Je suis plus inquiet par la pollution, le plastique dans les océans que par le réchauffement climatique. Je sais qu’il y a des défenseurs même parmi les météorologues et les passionnés. Je ne suis pas spécialiste de la climatologie. Il y a aussi des arguments disant que le réchauffement climatique est en train de se tasser. C’est une question compliquée.

Vous préférez la neige ou le soleil de plomb?
J’adore l’orage et la neige, les phénomènes qui sortent de l’ordinaire, lorsqu’il y a de l’animation. Je remarque que c’est ce que les gens préfèrent aussi. À chaque fois que ça arrive, il y a plus de trafic sur ma page. Les gens partagent leurs photos et vidéos. Il y a des publications qui font des dizaines de milliers de likes, parfois des millions de vues sur une journée.

Gérez votre page vous prend combien de temps?
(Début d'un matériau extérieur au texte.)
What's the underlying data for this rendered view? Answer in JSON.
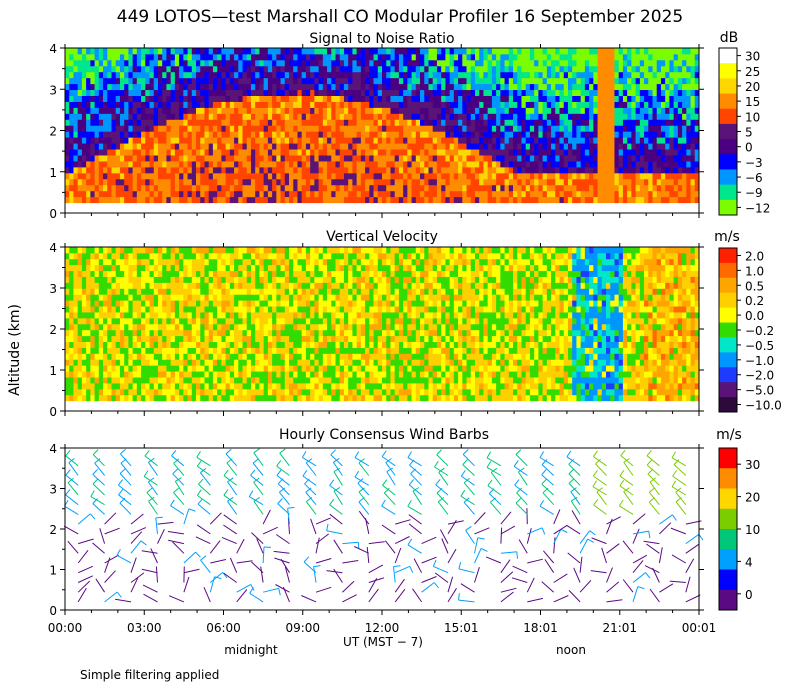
{
  "chart_data": [
    {
      "type": "heatmap",
      "title": "Signal to Noise Ratio",
      "unit": "dB",
      "ylim": [
        0,
        4
      ],
      "y_ticks": [
        "0",
        "1",
        "2",
        "3",
        "4"
      ],
      "colorbar": {
        "labels": [
          "30",
          "25",
          "20",
          "15",
          "10",
          "5",
          "0",
          "−3",
          "−6",
          "−9",
          "−12"
        ],
        "colors": [
          "#ffffff",
          "#ffff00",
          "#ffd700",
          "#ff8c00",
          "#ff4500",
          "#5a1478",
          "#4b0082",
          "#0000ff",
          "#0096ff",
          "#00e68c",
          "#7cfc00"
        ]
      }
    },
    {
      "type": "heatmap",
      "title": "Vertical Velocity",
      "unit": "m/s",
      "ylim": [
        0,
        4
      ],
      "y_ticks": [
        "0",
        "1",
        "2",
        "3",
        "4"
      ],
      "colorbar": {
        "labels": [
          "2.0",
          "1.0",
          "0.5",
          "0.2",
          "0.0",
          "−0.2",
          "−0.5",
          "−1.0",
          "−2.0",
          "−5.0",
          "−10.0"
        ],
        "colors": [
          "#ff2000",
          "#ff6a00",
          "#ffa500",
          "#ffd000",
          "#ffff00",
          "#32dc00",
          "#00e6c8",
          "#0096ff",
          "#1e3cff",
          "#5a1478",
          "#2d0a3c"
        ]
      }
    },
    {
      "type": "barbs",
      "title": "Hourly Consensus Wind Barbs",
      "unit": "m/s",
      "ylim": [
        0,
        4
      ],
      "y_ticks": [
        "0",
        "1",
        "2",
        "3",
        "4"
      ],
      "colorbar": {
        "labels": [
          "30",
          "20",
          "10",
          "4",
          "0"
        ],
        "colors": [
          "#ff0000",
          "#ff8c00",
          "#ffd700",
          "#7ccd00",
          "#00c878",
          "#00a0ff",
          "#0000ff",
          "#5a0a82"
        ]
      }
    }
  ],
  "header": {
    "title": "449 LOTOS—test Marshall CO Modular Profiler 16 September 2025"
  },
  "axes": {
    "ylabel": "Altitude (km)",
    "x_ticks": [
      "00:00",
      "03:00",
      "06:00",
      "09:00",
      "12:00",
      "15:01",
      "18:01",
      "21:01",
      "00:01"
    ],
    "xlabel": "UT  (MST − 7)",
    "midnight_label": "midnight",
    "noon_label": "noon"
  },
  "footer": {
    "note": "Simple filtering applied"
  }
}
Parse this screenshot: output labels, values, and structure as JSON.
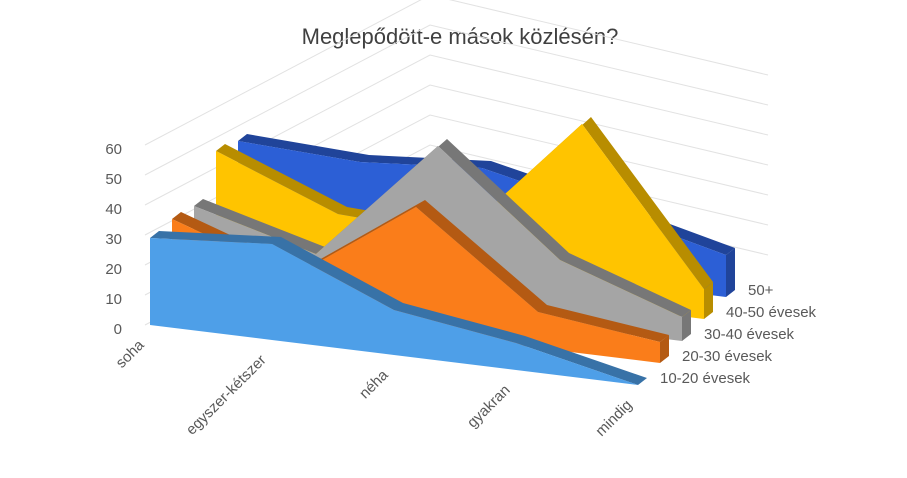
{
  "chart_data": {
    "type": "area3d",
    "title": "Meglepődött-e mások közlésén?",
    "categories": [
      "soha",
      "egyszer-kétszer",
      "néha",
      "gyakran",
      "mindig"
    ],
    "series": [
      {
        "name": "10-20 évesek",
        "color": "#4e9fe8",
        "values": [
          29,
          32,
          15,
          9,
          0
        ]
      },
      {
        "name": "20-30 évesek",
        "color": "#fa7d1a",
        "values": [
          28,
          14,
          42,
          12,
          7
        ]
      },
      {
        "name": "30-40 évesek",
        "color": "#a5a5a5",
        "values": [
          25,
          14,
          55,
          22,
          8
        ]
      },
      {
        "name": "40-50 évesek",
        "color": "#ffc400",
        "values": [
          36,
          20,
          18,
          60,
          10
        ]
      },
      {
        "name": "50+",
        "color": "#2c5fd6",
        "values": [
          32,
          30,
          33,
          24,
          14
        ]
      }
    ],
    "ylim": [
      0,
      60
    ],
    "yticks": [
      0,
      10,
      20,
      30,
      40,
      50,
      60
    ],
    "grid": true
  }
}
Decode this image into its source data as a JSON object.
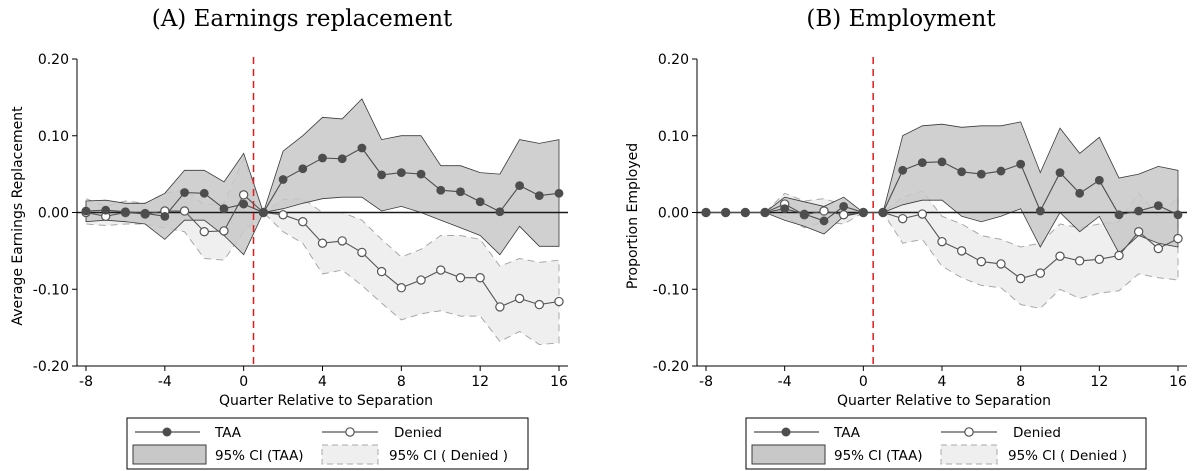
{
  "legend": {
    "taa": "TAA",
    "denied": "Denied",
    "ci_taa": "95% CI (TAA)",
    "ci_denied": "95% CI ( Denied )"
  },
  "colors": {
    "taa_line": "#4d4d4d",
    "denied_line": "#555555",
    "ci_taa_fill": "#c8c8c8",
    "ci_taa_edge": "#3a3a3a",
    "ci_denied_fill": "#efefef",
    "ci_denied_edge": "#a8a8a8",
    "event_line": "#e31a1c",
    "zero_line": "#1a1a1a"
  },
  "chart_data": [
    {
      "type": "line",
      "title": "(A) Earnings replacement",
      "xlabel": "Quarter Relative to Separation",
      "ylabel": "Average Earnings Replacement",
      "xlim": [
        -8,
        16
      ],
      "ylim": [
        -0.2,
        0.2
      ],
      "xticks": [
        -8,
        -4,
        0,
        4,
        8,
        12,
        16
      ],
      "yticks": [
        -0.2,
        -0.1,
        0.0,
        0.1,
        0.2
      ],
      "ytick_labels": [
        "-0.20",
        "-0.10",
        "0.00",
        "0.10",
        "0.20"
      ],
      "event_x": 0.5,
      "x": [
        -8,
        -7,
        -6,
        -5,
        -4,
        -3,
        -2,
        -1,
        0,
        1,
        2,
        3,
        4,
        5,
        6,
        7,
        8,
        9,
        10,
        11,
        12,
        13,
        14,
        15,
        16
      ],
      "series": [
        {
          "name": "TAA",
          "marker": "filled",
          "values": [
            0.002,
            0.003,
            0.001,
            -0.001,
            -0.005,
            0.026,
            0.025,
            0.005,
            0.011,
            0.0,
            0.043,
            0.057,
            0.071,
            0.07,
            0.084,
            0.049,
            0.052,
            0.05,
            0.029,
            0.027,
            0.014,
            0.001,
            0.035,
            0.022,
            0.025
          ],
          "ci_lower": [
            -0.012,
            -0.01,
            -0.012,
            -0.015,
            -0.035,
            -0.01,
            -0.01,
            -0.03,
            -0.055,
            0.0,
            0.005,
            0.012,
            0.018,
            0.02,
            0.02,
            0.002,
            0.008,
            0.0,
            -0.01,
            -0.02,
            -0.03,
            -0.055,
            -0.018,
            -0.044,
            -0.044
          ],
          "ci_upper": [
            0.015,
            0.016,
            0.012,
            0.012,
            0.025,
            0.055,
            0.055,
            0.04,
            0.077,
            0.0,
            0.08,
            0.1,
            0.124,
            0.122,
            0.148,
            0.095,
            0.1,
            0.1,
            0.061,
            0.061,
            0.052,
            0.05,
            0.095,
            0.09,
            0.095
          ]
        },
        {
          "name": "Denied",
          "marker": "hollow",
          "values": [
            0.0,
            -0.005,
            0.0,
            -0.002,
            0.002,
            0.002,
            -0.025,
            -0.024,
            0.023,
            0.0,
            -0.003,
            -0.012,
            -0.04,
            -0.037,
            -0.052,
            -0.077,
            -0.098,
            -0.088,
            -0.075,
            -0.085,
            -0.085,
            -0.123,
            -0.112,
            -0.12,
            -0.116
          ],
          "ci_lower": [
            -0.015,
            -0.017,
            -0.015,
            -0.015,
            -0.02,
            -0.025,
            -0.06,
            -0.062,
            -0.025,
            0.0,
            -0.025,
            -0.04,
            -0.08,
            -0.075,
            -0.095,
            -0.118,
            -0.14,
            -0.132,
            -0.128,
            -0.135,
            -0.135,
            -0.168,
            -0.155,
            -0.172,
            -0.17
          ],
          "ci_upper": [
            0.018,
            0.008,
            0.015,
            0.012,
            0.025,
            0.03,
            0.01,
            0.012,
            0.07,
            0.0,
            0.017,
            0.018,
            0.0,
            0.0,
            -0.01,
            -0.035,
            -0.058,
            -0.048,
            -0.03,
            -0.03,
            -0.035,
            -0.07,
            -0.06,
            -0.065,
            -0.062
          ]
        }
      ]
    },
    {
      "type": "line",
      "title": "(B) Employment",
      "xlabel": "Quarter Relative to Separation",
      "ylabel": "Proportion Employed",
      "xlim": [
        -8,
        16
      ],
      "ylim": [
        -0.2,
        0.2
      ],
      "xticks": [
        -8,
        -4,
        0,
        4,
        8,
        12,
        16
      ],
      "yticks": [
        -0.2,
        -0.1,
        0.0,
        0.1,
        0.2
      ],
      "ytick_labels": [
        "-0.20",
        "-0.10",
        "0.00",
        "0.10",
        "0.20"
      ],
      "event_x": 0.5,
      "x": [
        -8,
        -7,
        -6,
        -5,
        -4,
        -3,
        -2,
        -1,
        0,
        1,
        2,
        3,
        4,
        5,
        6,
        7,
        8,
        9,
        10,
        11,
        12,
        13,
        14,
        15,
        16
      ],
      "series": [
        {
          "name": "TAA",
          "marker": "filled",
          "values": [
            0.0,
            0.0,
            0.0,
            0.0,
            0.005,
            -0.002,
            -0.011,
            0.008,
            0.0,
            0.0,
            0.055,
            0.065,
            0.066,
            0.053,
            0.05,
            0.054,
            0.063,
            0.002,
            0.052,
            0.025,
            0.042,
            -0.003,
            0.002,
            0.009,
            -0.003
          ],
          "ci_lower": [
            0.0,
            0.0,
            0.0,
            0.0,
            -0.01,
            -0.018,
            -0.028,
            -0.005,
            0.0,
            0.0,
            0.01,
            0.016,
            0.016,
            -0.005,
            -0.012,
            -0.005,
            0.005,
            -0.045,
            0.0,
            -0.025,
            -0.005,
            -0.053,
            -0.03,
            -0.04,
            -0.045
          ],
          "ci_upper": [
            0.0,
            0.0,
            0.0,
            0.0,
            0.02,
            0.014,
            0.008,
            0.02,
            0.0,
            0.0,
            0.1,
            0.113,
            0.115,
            0.111,
            0.113,
            0.113,
            0.118,
            0.052,
            0.11,
            0.077,
            0.098,
            0.045,
            0.05,
            0.06,
            0.055
          ]
        },
        {
          "name": "Denied",
          "marker": "hollow",
          "values": [
            0.0,
            0.0,
            0.0,
            0.0,
            0.011,
            -0.003,
            0.002,
            -0.003,
            0.0,
            0.0,
            -0.008,
            -0.002,
            -0.038,
            -0.05,
            -0.064,
            -0.067,
            -0.086,
            -0.079,
            -0.057,
            -0.063,
            -0.061,
            -0.056,
            -0.025,
            -0.047,
            -0.034
          ],
          "ci_lower": [
            0.0,
            0.0,
            0.0,
            0.0,
            -0.005,
            -0.02,
            -0.012,
            -0.015,
            0.0,
            0.0,
            -0.04,
            -0.035,
            -0.07,
            -0.085,
            -0.095,
            -0.098,
            -0.12,
            -0.125,
            -0.1,
            -0.112,
            -0.105,
            -0.102,
            -0.08,
            -0.085,
            -0.088
          ],
          "ci_upper": [
            0.0,
            0.0,
            0.0,
            0.0,
            0.025,
            0.015,
            0.018,
            0.01,
            0.0,
            0.0,
            0.02,
            0.028,
            -0.005,
            -0.015,
            -0.03,
            -0.035,
            -0.045,
            -0.04,
            -0.015,
            -0.02,
            -0.015,
            -0.012,
            0.025,
            -0.005,
            0.02
          ]
        }
      ]
    }
  ]
}
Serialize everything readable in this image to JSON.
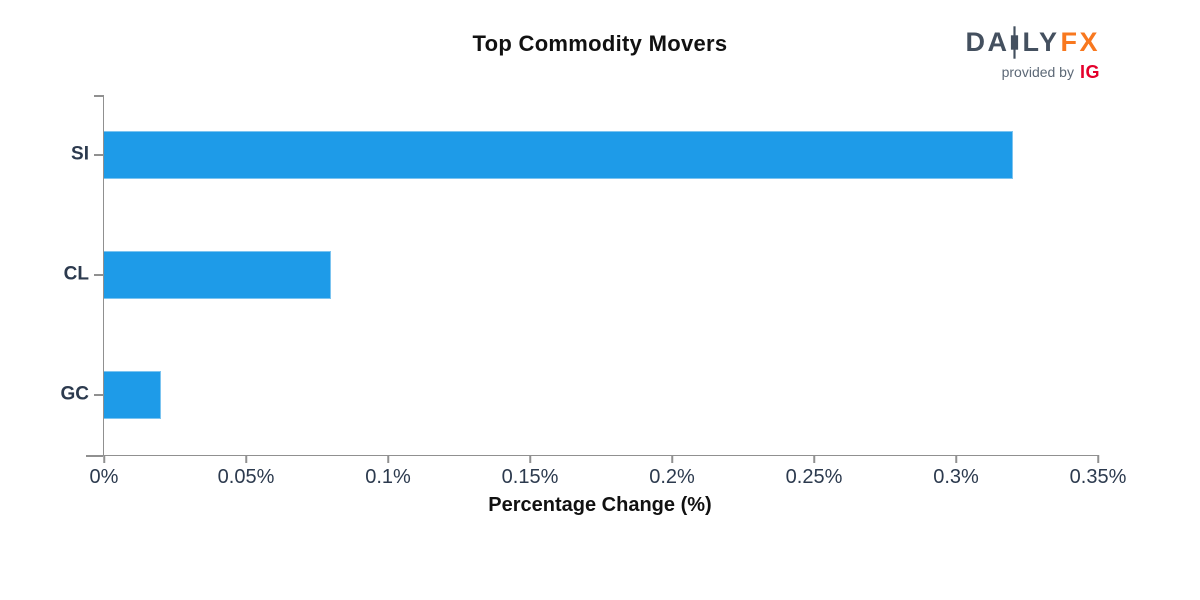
{
  "logo": {
    "text_da": "DA",
    "text_ly": "LY",
    "text_fx": "FX",
    "provided_by": "provided by",
    "ig": "IG"
  },
  "chart_data": {
    "type": "bar",
    "orientation": "horizontal",
    "title": "Top Commodity Movers",
    "xlabel": "Percentage Change (%)",
    "categories": [
      "SI",
      "CL",
      "GC"
    ],
    "values": [
      0.32,
      0.08,
      0.02
    ],
    "value_unit": "%",
    "xlim": [
      0,
      0.35
    ],
    "xticks": [
      0,
      0.05,
      0.1,
      0.15,
      0.2,
      0.25,
      0.3,
      0.35
    ],
    "xtick_labels": [
      "0%",
      "0.05%",
      "0.1%",
      "0.15%",
      "0.2%",
      "0.25%",
      "0.3%",
      "0.35%"
    ],
    "grid": false,
    "legend": false,
    "colors": {
      "bar_fill": "#1E9BE8",
      "bar_edge": "#7CC4F0",
      "axis": "#909090",
      "tick_label": "#2C3A4E",
      "title": "#111111",
      "logo_slate": "#44505F",
      "logo_orange": "#F8781F",
      "logo_red": "#E4002B",
      "background": "#FFFFFF"
    }
  }
}
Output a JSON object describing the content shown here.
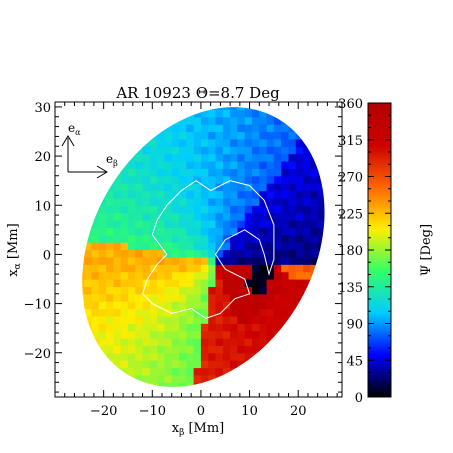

Quand il fait calme, qu’il n’y a pas beaucoup de choses à expliquer ou à prévoir, une demi-heure par jour. Un bulletin, c’est fait rapidement. J’y réfléchis la journée, je regarde les modèles à mes pauses. S’il y a de l’animation, une vague de chaleur, ça peut prendre 1h ou 1h30 par jour. Par contre, ma chaîne YouTube est un peu à l’arrêt. Je vais la reprendre. Ça demande un peu plus de temps. Je voudrais poster une ou deux vidéos par semaine avec un fond vert. Faire quelque chose d’attrayant et pas trop long. Je vais profiter de mes congés qui arrivent en cette deuxième partie d’année pour m’y mettre sérieusement, car je crois qu’on est plus rapidement repéré sur YouTube que sur Facebook.     
    
En Belgique, vu le climat, votre passion revient à annoncer de mauvaises nouvelles aux gens… Ce n’est pas trop déprimant? 
(Rires.) Il y a beaucoup de pays où il pleut beaucoup plus qu’en Belgique. Chez nous, il pleut assez peu sur la côte et le centre. Plus sur les Ardennes. Au contraire, je suis ravi de partager ma passion en Belgique. Il y a plein de choses intéressantes à analyser et observer.